Гэрэл подумал, что эта прослойка горожан представляет наибольший интерес: купцы, успешные ремесленники и так далее — люди с большими деньгами, порой даже умудрившиеся получить кое-какое образование, но лишенные всех прав и привилегий, которыми обладала аристократия (но и их предрассудков, скорее всего, лишенные тоже) — наверняка они сильно недовольны принятыми в стране порядками... Правителю, который желает серьезно изменить уклад жизни Рюкоку, стоит искать поддержку именно у этой части населения; правда, ему показалось, что она пока что довольно невелика.
Юкинари повернулся и увидел Гэрэла, который наблюдал всю эту сцену. И хотя его лицо было закрыто маской кота, император узнал Гэрэла: по росту, должно быть, и по белокурым волосам, которые горожане принимали за карнавальный парик. Его глаза удивленно распахнулись, а затем он улыбнулся, словно они были заговорщиками. Повёл глазами в сторону женщины: подождите, мол, сначала закончу с покупательницей, а потом поговорим…
Он аккуратно упаковал шпильку, спрятал деньги под прилавок и с самой искренней и обворожительной улыбкой попрощался с женщиной:
— Буду очень рад снова вас видеть!
И только когда покупательница скрылась в толпе, он повернулся к Гэрэлу.
— Здравствуйте. Это ведь вы? Непривычно видеть вас не в военной форме.
— Вы что, с ума сошли? — сказал Гэрэл. — Если вас узнают, будет скандал. Хорошо еще, что я тут один и никто из моих людей не видел, как вы выставляете себя на посмешище, иначе об этом уже судачили бы во всех Срединных Государствах.
— Обо мне и так чего только не говорят, — сказал Юкинари, как показалось Гэрэлу — с легкой горечью.
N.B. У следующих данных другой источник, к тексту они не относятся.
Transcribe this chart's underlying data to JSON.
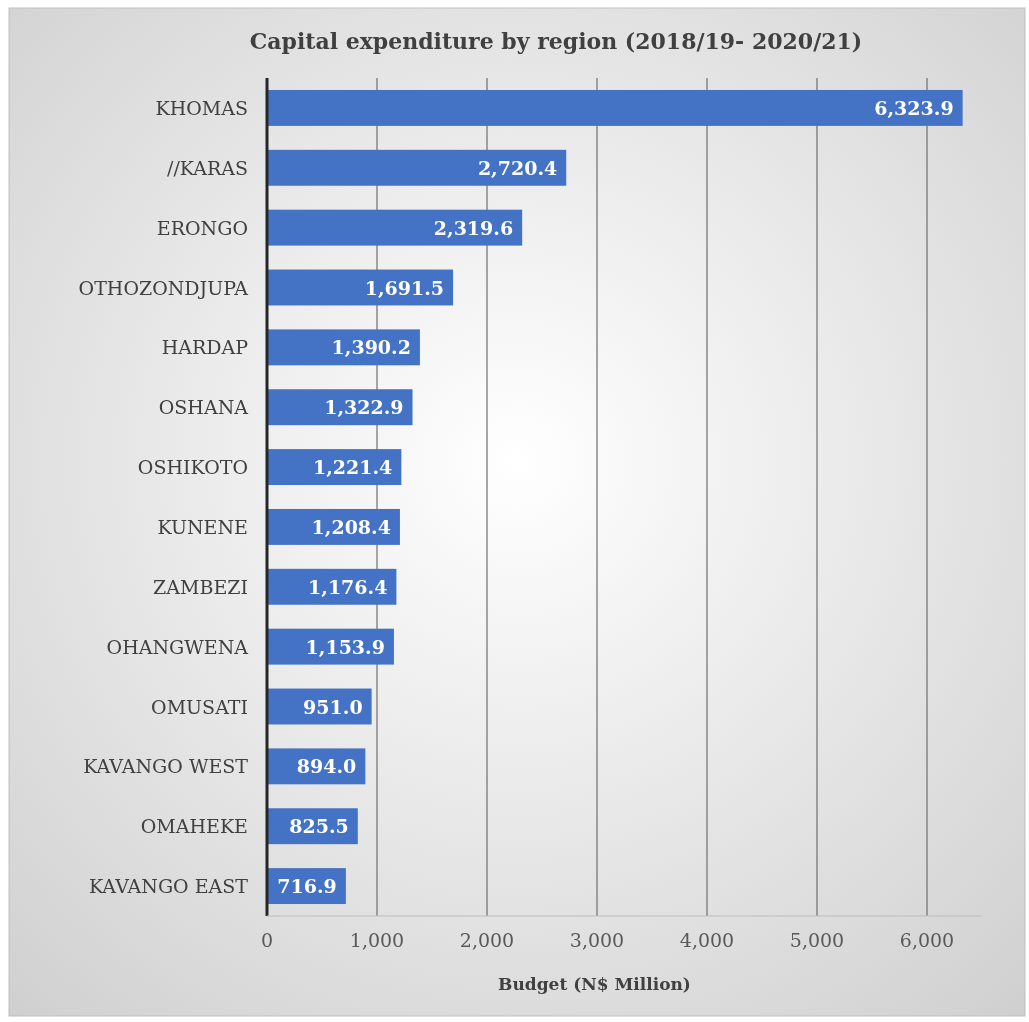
{
  "chart_data": {
    "type": "bar",
    "orientation": "horizontal",
    "title": "Capital expenditure by region (2018/19- 2020/21)",
    "xlabel": "Budget (N$ Million)",
    "categories": [
      "KHOMAS",
      "//KARAS",
      "ERONGO",
      "OTHOZONDJUPA",
      "HARDAP",
      "OSHANA",
      "OSHIKOTO",
      "KUNENE",
      "ZAMBEZI",
      "OHANGWENA",
      "OMUSATI",
      "KAVANGO WEST",
      "OMAHEKE",
      "KAVANGO EAST"
    ],
    "values": [
      6323.9,
      2720.4,
      2319.6,
      1691.5,
      1390.2,
      1322.9,
      1221.4,
      1208.4,
      1176.4,
      1153.9,
      951.0,
      894.0,
      825.5,
      716.9
    ],
    "color": "#4472c4",
    "xlim": [
      0,
      6500
    ],
    "xticks": [
      0,
      {
        "value": 1000,
        "label": "1,000"
      },
      {
        "value": 2000,
        "label": "2,000"
      },
      {
        "value": 3000,
        "label": "3,000"
      },
      {
        "value": 4000,
        "label": "4,000"
      },
      {
        "value": 5000,
        "label": "5,000"
      },
      {
        "value": 6000,
        "label": "6,000"
      }
    ],
    "value_labels": [
      "6,323.9",
      "2,720.4",
      "2,319.6",
      "1,691.5",
      "1,390.2",
      "1,322.9",
      "1,221.4",
      "1,208.4",
      "1,176.4",
      "1,153.9",
      "951.0",
      "894.0",
      "825.5",
      "716.9"
    ],
    "grid": "x"
  }
}
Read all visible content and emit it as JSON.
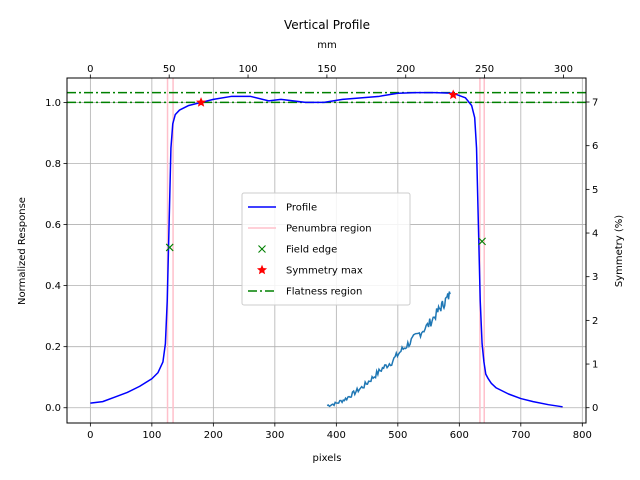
{
  "chart_data": {
    "type": "line",
    "title": "Vertical Profile",
    "xlabel": "pixels",
    "ylabel": "Normalized Response",
    "secondary_xlabel": "mm",
    "secondary_ylabel": "Symmetry (%)",
    "xlim": [
      -38,
      806
    ],
    "ylim": [
      -0.05,
      1.08
    ],
    "secondary_xlim": [
      -14.8,
      314.3
    ],
    "secondary_ylim": [
      -0.35,
      7.55
    ],
    "x_ticks": [
      0,
      100,
      200,
      300,
      400,
      500,
      600,
      700,
      800
    ],
    "y_ticks": [
      0.0,
      0.2,
      0.4,
      0.6,
      0.8,
      1.0
    ],
    "secondary_x_ticks": [
      0,
      50,
      100,
      150,
      200,
      250,
      300
    ],
    "secondary_y_ticks": [
      0,
      1,
      2,
      3,
      4,
      5,
      6,
      7
    ],
    "grid": true,
    "legend_position": "center",
    "colors": {
      "profile": "#0000ff",
      "penumbra": "#ffc0cb",
      "field_edge": "#008000",
      "symmetry_max": "#ff0000",
      "flatness": "#008000",
      "symmetry": "#1f77b4"
    },
    "series": [
      {
        "name": "Profile",
        "style": "line",
        "x": [
          0,
          20,
          40,
          60,
          80,
          100,
          110,
          118,
          122,
          125,
          128,
          131,
          134,
          138,
          145,
          160,
          180,
          200,
          230,
          260,
          290,
          310,
          330,
          350,
          380,
          410,
          440,
          470,
          500,
          530,
          560,
          590,
          610,
          620,
          625,
          628,
          631,
          634,
          637,
          640,
          643,
          647,
          652,
          660,
          680,
          700,
          720,
          745,
          768
        ],
        "y": [
          0.015,
          0.02,
          0.035,
          0.05,
          0.07,
          0.095,
          0.115,
          0.15,
          0.21,
          0.35,
          0.6,
          0.85,
          0.93,
          0.96,
          0.975,
          0.99,
          1.0,
          1.01,
          1.02,
          1.02,
          1.005,
          1.01,
          1.005,
          1.0,
          1.0,
          1.01,
          1.015,
          1.02,
          1.03,
          1.032,
          1.032,
          1.03,
          1.015,
          0.99,
          0.95,
          0.85,
          0.6,
          0.35,
          0.21,
          0.15,
          0.11,
          0.095,
          0.08,
          0.065,
          0.045,
          0.03,
          0.02,
          0.01,
          0.003
        ]
      },
      {
        "name": "Penumbra region",
        "style": "vlines",
        "x": [
          125.5,
          134.5,
          633.5,
          640.5
        ]
      },
      {
        "name": "Field edge",
        "style": "x-marker",
        "x": [
          129,
          637
        ],
        "y": [
          0.525,
          0.545
        ]
      },
      {
        "name": "Symmetry max",
        "style": "star-marker",
        "x": [
          180,
          590
        ],
        "y": [
          1.0,
          1.025
        ]
      },
      {
        "name": "Flatness region",
        "style": "hlines",
        "y": [
          1.0,
          1.032
        ]
      },
      {
        "name": "",
        "style": "noisy-line",
        "axis": "secondary",
        "x": [
          385,
          400,
          415,
          430,
          445,
          460,
          475,
          490,
          505,
          520,
          535,
          550,
          565,
          575,
          585
        ],
        "y": [
          0.05,
          0.1,
          0.2,
          0.35,
          0.5,
          0.7,
          0.9,
          1.05,
          1.3,
          1.5,
          1.7,
          1.9,
          2.2,
          2.4,
          2.6
        ]
      }
    ]
  }
}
Он почувствовал укол стыда, вспомнив глупую ночную беседу солдат у костра («Они там все “отрезанные рукава”...») — не из-за содержания беседы, само собой, а потому, что именно тогда к нему пришла идея выдать за Юкинари одну из чхонджусских принцесс. В тот момент ему показалось, что это хорошая альтернатива войне. Других путей он не увидел. А ведь наверняка они были. Были, но...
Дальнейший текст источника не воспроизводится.